Works are an assurance for us. Good fruit does not make the root of the tree good. But the quality of the fruit is evidence for the quality of the root. This is why good works can be a comfort for us in this life. Where we see good works in obedience to Christ, we can rightly believe we have been justified by faith in Christ, just like the presence of a healthy apple tree can lead us to guess a healthy apple seed lays at the root of the stump.


This is why Tyndale wrote, "deeds and works are but outward signs of the inward grace of the bounteous and plenteous mercy of God.” While on the inside, we are justified only by God's grace through faith, on the outside, the good works we do signal that our hearts have been changed inwardly. These good works are the only tangible sign of our justification, Tyndale said, concluding that we can “never know or be sure of [our] faith, but by the works.”


Yet it is true that Christians still struggle with sin. We will not reach perfection in this life. If that idea pains you, Tyndale taught that it may be a good sign: "though I cannot do the will of God so purely as the law requireth it of me, yet if I see my fault and meekly knowledge my sin, weeping in mine heart, because I cannot do the will of God and thirst after strength; I am sure that the Spirit of God is in me, and his favour upon me. For the world [desires] not to do the will of God, neither sorroweth because he cannot." Only a God-changed heart mourns an offense toward him. When we feel sorrow for our sin, we can recognize that conviction as a sign of the work of the Spirit of God, because a sinful heart does not mourn sin.
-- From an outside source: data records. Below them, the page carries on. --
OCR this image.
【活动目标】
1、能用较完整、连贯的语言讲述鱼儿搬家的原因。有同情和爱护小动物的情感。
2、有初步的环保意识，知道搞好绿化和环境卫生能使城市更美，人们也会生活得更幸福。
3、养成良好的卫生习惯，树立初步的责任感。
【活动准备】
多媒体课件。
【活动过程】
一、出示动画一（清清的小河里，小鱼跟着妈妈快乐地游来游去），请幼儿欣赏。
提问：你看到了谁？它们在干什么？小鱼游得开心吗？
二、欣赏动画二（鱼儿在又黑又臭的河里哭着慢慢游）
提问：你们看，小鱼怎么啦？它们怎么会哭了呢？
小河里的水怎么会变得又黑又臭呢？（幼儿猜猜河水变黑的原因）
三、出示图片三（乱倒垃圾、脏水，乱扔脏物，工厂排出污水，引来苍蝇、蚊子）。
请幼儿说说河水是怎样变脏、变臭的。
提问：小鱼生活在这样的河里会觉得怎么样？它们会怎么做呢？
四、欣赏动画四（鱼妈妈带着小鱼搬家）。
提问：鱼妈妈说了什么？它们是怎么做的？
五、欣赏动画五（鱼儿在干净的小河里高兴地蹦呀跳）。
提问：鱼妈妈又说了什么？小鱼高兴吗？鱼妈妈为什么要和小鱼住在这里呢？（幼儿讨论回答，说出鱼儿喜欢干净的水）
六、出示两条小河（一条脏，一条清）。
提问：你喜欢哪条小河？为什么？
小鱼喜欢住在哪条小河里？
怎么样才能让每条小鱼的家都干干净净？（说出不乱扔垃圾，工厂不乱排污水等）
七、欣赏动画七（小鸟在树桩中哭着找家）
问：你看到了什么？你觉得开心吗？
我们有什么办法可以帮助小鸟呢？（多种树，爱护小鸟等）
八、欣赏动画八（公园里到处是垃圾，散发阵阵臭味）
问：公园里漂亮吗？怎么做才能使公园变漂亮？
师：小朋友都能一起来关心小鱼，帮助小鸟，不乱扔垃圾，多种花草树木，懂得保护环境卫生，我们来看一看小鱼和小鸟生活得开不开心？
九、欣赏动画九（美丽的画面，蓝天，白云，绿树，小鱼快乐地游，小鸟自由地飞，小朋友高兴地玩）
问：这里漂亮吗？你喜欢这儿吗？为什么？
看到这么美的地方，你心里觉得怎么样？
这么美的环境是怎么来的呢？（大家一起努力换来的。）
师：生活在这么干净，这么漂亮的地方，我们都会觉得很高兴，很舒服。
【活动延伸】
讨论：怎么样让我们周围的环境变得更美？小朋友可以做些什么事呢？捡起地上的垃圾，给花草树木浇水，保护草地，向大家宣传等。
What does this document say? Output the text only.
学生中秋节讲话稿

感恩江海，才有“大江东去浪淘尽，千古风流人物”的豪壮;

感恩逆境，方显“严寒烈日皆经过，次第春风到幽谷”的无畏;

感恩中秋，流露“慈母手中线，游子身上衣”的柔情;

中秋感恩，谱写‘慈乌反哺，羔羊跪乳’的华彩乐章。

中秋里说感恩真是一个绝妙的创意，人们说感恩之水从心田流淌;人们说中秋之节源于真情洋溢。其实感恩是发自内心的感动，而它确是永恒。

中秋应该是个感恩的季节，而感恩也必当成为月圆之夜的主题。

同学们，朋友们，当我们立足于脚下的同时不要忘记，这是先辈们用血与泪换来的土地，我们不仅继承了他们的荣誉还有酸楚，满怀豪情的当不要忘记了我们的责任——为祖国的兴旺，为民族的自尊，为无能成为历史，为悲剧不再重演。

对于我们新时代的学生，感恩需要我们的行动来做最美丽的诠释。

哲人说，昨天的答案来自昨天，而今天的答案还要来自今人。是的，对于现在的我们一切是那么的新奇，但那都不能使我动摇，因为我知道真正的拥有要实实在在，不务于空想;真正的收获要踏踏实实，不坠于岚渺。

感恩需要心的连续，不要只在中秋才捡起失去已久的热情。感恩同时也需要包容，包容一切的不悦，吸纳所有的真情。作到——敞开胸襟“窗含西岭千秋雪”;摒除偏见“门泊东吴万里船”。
Works are a grace from God. God not only does the justifying, but he also does the work of sanctifying--making us look more like himself, making us holy. Because it is God who works the good in our hearts, we can put no pride in our deeds as if we are somehow now owed good in return. The Spirit of God, Tyndale said, is the one who produces good fruit in our heart. This is what Paul taught: "It is God who works in you, both to will and to work for his good pleasure" (Phil. 2:13).


We are not responsible for any goodness in our hearts or any goodness in our deeds. Only God makes good the root and the fruit. Our justification and our sanctification come from him, Tyndale said: "...that Spirit which worketh all things that are wrought according to the will of God... and also that eternal life which is laid up in store for us in Christ, are altogether the gift of God through Christ's purchasing." Any good in us is a gift, leaving us no room to boast.


When we come across the tension in Scripture between faith and work, this is where our mind must go. The Bible clearly teaches that faith alone justifies us and brings us peace with God. But it also teaches that we must produce good fruit. This good fruit will naturally follow our justification, and we must strive for the good, feeling sorrow when we fall short. But by God's grace we will strive for good, because "unless your righteousness exceeds that of the scribes and Pharisees, you will never enter the kingdom of heaven" (Matt. 5:20).


Or, as Tyndale concluded, "So now by this abide sure and fast, that a man inwardly in the heart, and before God, is righteous and good through faith only, before all works... yet outwardly and openly before the people, yea, and before himself, is he righteous through the work; that is, he knoweth and is sure through the outward work, that he is a true believer, and in the favour of God."